Winston Churchill Is Awarded The Nobel Prize In Literature
In 1953, Churchill not only received the Nobel Prize, but also, at the time of the Queen’s coronation, was awarded knighthood in the Order of the Garter.
Competition for the Nobel Prize that year was not particularly fierce. The Swedish Pen Club, under its very active president Prince William, had had good luck with its choices in previous years, but for the moment it confined itself to backing once again the choice of its British counterpart—E. M. Forster. Included among the twenty-five remaining contenders were the American Ernest Hemingway, the Icelandic writer Halldor Laxness, and the Spaniard Juan Ramon Jimenez; all three were successively to win the Prize in the following years. At any rate, they did not offer a serious threat to Churchill’s candidacy. On October 15, the Prize was voted to him "for his mastery of historical and biographical descriptions as well as for brilliant oratory in defending exalted human values."

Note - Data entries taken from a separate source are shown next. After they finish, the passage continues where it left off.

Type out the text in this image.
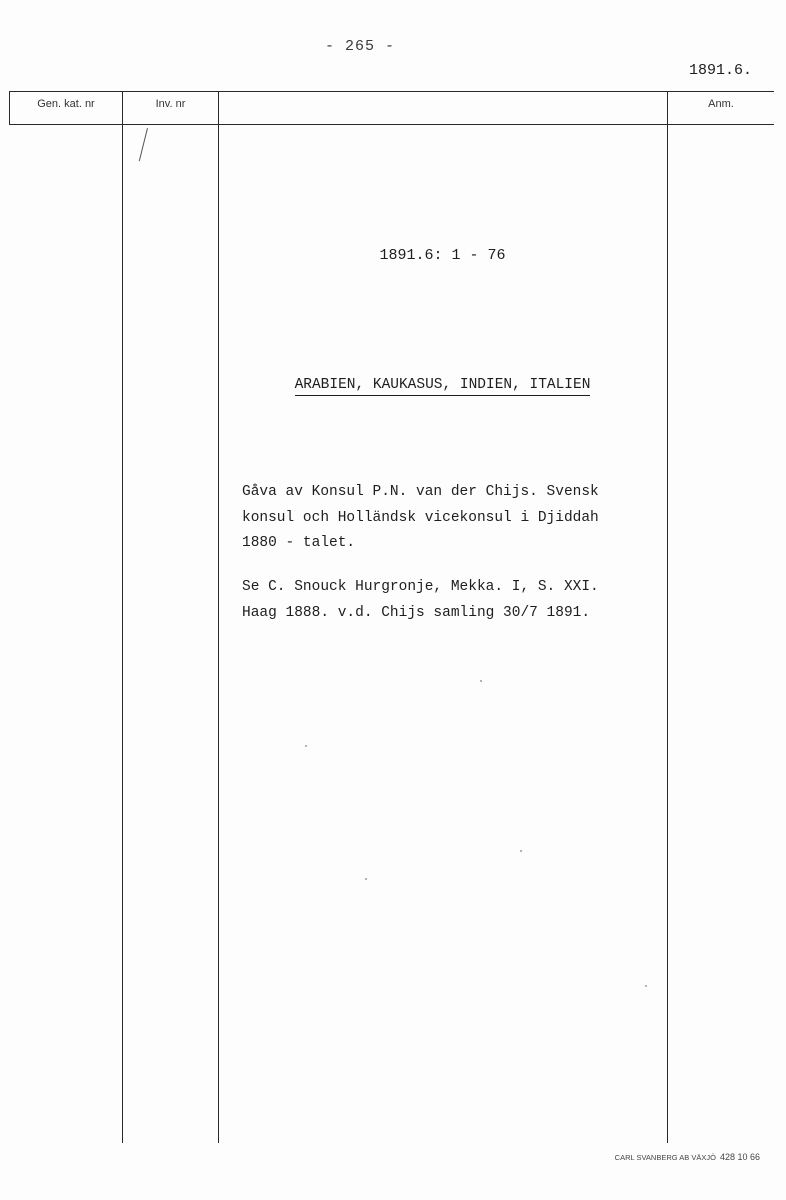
- 265 -
1891.6.
Gen. kat. nr	Inv. nr	Anm.
1891.6: 1 - 76
ARABIEN, KAUKASUS, INDIEN, ITALIEN
Gåva av Konsul P.N. van der Chijs. Svensk
konsul och Holländsk vicekonsul i Djiddah
1880 - talet.
Se C. Snouck Hurgronje, Mekka. I, S. XXI.
Haag 1888. v.d. Chijs samling 30/7 1891.
CARL SVANBERG AB VÄXJÖ 428 10 66
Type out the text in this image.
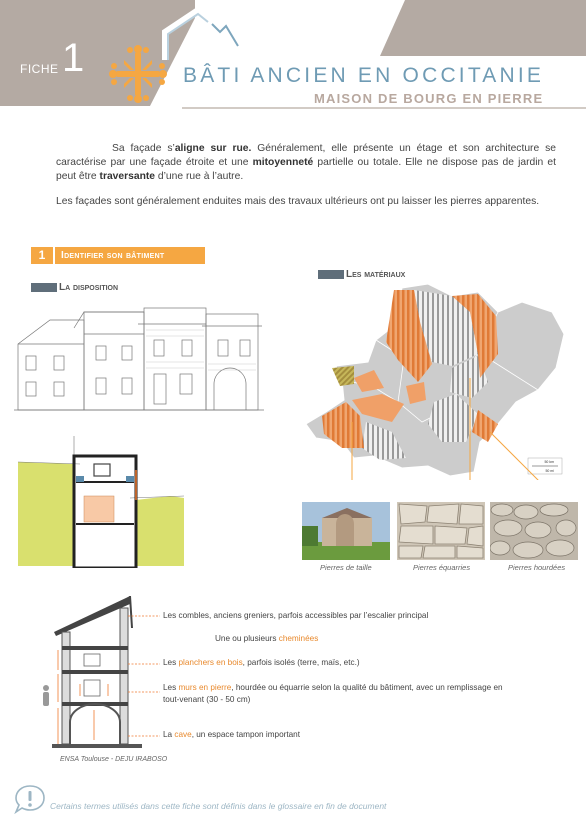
FICHE 1	BÂTI ANCIEN EN OCCITANIE
MAISON DE BOURG EN PIERRE

Sa façade s’aligne sur rue. Généralement, elle présente un étage et son architecture se caractérise par une façade étroite et une mitoyenneté partielle ou totale. Elle ne dispose pas de jardin et peut être traversante d’une rue à l’autre.

Les façades sont généralement enduites mais des travaux ultérieurs ont pu laisser les pierres apparentes.

1	Identifier son bâtiment
La disposition
Les matériaux
50 km
50 mi
Pierres de taille	Pierres équarries	Pierres hourdées
Les combles, anciens greniers, parfois accessibles par l’escalier principal
Une ou plusieurs cheminées
Les planchers en bois, parfois isolés (terre, maïs, etc.)
Les murs en pierre, hourdée ou équarrie selon la qualité du bâtiment, avec un remplissage en
tout-venant (30 - 50 cm)
La cave, un espace tampon important
ENSA Toulouse - DEJU IRABOSO
Certains termes utilisés dans cette fiche sont définis dans le glossaire en fin de document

Churchill's literary career began with campaign reports: The Story of the Malakand Field Force (1898) and The River War (1899), an account of the campaign in the Sudan and the Battle of Omdurman. In 1900, he published his only novel, Savrola, and, six years later, his first major work, the biography of his father, Lord Randolph Churchill. His other famous biography, the life of his great ancestor, the Duke of Marlborough, was published in four volumes between 1933 and 1938. Churchill's history of the First World War appeared in four volumes under the title of The World Crisis (1923-29); his memoirs of the Second World War ran to six volumes (1948-1953/54). After his retirement from office, Churchill wrote a History of the English-speaking Peoples (4 vols., 1956-58). His magnificent oratory survives in a dozen volumes of speeches, among them The Unrelenting Struggle (1942), The Dawn of Liberation (1945), and Victory (1946).